Document Type

Article

Publication Date

Fall 2020

Abstract

Wrongful convictions are inherently antithetical to a key tenant of the system of criminal justice in the United States, which former Supreme Court Justice George Sutherland shrewdly articulated as to ensure that "guilt shall not escape or innocence suffer." Reaching even further into the foundations of the common law, the great legal commentator William Blackstone stated of wrongful convictions that "the law holds it better that ten guilty persons escape, than that one innocent party suffer." This core principle of American justice was bolstered by the statements of two key Founding Fathers, John Adams and Benjamin Franklin.
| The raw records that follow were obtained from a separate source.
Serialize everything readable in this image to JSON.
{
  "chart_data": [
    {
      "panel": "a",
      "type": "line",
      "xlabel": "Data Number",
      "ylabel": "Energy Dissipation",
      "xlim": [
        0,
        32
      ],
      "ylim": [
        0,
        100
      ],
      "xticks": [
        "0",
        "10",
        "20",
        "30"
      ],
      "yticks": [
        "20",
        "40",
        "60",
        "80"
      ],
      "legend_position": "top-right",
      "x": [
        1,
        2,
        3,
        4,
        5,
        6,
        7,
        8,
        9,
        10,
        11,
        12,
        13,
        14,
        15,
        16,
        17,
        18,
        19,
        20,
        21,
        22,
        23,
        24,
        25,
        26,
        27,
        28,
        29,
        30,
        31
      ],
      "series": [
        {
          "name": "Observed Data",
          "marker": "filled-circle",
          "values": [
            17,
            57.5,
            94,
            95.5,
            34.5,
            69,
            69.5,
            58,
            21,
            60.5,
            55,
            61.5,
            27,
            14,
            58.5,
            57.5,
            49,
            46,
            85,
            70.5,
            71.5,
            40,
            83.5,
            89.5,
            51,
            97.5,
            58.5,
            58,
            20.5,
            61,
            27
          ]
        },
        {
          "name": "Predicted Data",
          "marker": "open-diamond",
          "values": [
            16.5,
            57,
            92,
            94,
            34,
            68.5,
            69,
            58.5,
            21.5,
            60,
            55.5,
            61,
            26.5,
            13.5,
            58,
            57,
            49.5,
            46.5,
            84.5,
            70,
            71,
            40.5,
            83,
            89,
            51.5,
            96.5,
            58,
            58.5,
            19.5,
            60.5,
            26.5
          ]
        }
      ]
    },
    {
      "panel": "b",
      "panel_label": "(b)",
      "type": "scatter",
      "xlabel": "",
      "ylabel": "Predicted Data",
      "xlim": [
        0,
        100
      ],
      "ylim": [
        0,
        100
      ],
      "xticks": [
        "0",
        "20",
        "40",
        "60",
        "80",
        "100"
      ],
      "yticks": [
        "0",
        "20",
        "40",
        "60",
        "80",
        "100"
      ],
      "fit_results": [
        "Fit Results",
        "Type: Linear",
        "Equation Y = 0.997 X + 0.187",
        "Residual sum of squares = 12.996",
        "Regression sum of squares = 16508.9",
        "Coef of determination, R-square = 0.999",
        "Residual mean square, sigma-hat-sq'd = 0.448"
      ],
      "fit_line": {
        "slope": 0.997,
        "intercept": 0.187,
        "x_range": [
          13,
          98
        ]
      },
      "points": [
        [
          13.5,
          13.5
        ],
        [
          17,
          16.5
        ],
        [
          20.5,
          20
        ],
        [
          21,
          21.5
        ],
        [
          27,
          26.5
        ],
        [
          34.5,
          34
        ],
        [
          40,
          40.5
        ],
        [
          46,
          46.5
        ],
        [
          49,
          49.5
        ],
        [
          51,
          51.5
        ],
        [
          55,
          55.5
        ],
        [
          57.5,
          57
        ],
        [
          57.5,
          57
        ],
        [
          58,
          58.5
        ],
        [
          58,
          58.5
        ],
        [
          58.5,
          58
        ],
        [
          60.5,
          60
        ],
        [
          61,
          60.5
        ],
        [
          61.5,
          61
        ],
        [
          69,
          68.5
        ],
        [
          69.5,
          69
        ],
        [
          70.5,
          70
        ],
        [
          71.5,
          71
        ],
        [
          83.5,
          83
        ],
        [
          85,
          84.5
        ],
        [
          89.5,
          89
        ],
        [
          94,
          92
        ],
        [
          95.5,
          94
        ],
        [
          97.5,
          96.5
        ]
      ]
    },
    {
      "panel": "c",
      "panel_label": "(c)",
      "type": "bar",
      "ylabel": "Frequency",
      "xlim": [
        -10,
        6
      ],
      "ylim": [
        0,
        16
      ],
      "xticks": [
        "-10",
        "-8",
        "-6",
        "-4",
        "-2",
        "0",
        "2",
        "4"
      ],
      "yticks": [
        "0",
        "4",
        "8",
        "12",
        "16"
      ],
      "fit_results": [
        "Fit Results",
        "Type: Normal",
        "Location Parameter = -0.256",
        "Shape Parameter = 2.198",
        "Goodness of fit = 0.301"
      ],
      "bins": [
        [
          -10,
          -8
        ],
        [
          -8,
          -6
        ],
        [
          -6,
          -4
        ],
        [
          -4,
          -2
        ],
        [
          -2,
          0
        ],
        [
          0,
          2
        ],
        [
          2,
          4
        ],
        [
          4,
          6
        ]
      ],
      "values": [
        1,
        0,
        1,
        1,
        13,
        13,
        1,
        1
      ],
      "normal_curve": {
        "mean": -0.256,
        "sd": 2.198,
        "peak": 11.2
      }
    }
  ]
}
Adams stated of wrongful convictions during his defense of the British soldiers accused of murder as a result of the Boston Massacre, "[i]t is more important that innocence should be protected, than it is, that guilt be punished . . .." Meanwhile, Franklin, writing to his friend and member of the British Parliament Benjamin Vaughan, espoused a ratio even more profound than Blackstone's saying, "[i]t is better 100 guilty Persons should escape, than that one innocent Person should suffer .... " These quotations from some preeminent legal scholars, as well as a couple of the central figures in the founding of the United States, reveal the immense significance of preventing wrongful convictions in this country. Yet, as this paper will demonstrate, not nearly enough has been done, or is being done, to stem this tide of injustice. Thus, pragmatic action is required to guarantee that innocent persons are not being incarcerated as a result of erroneous evidence.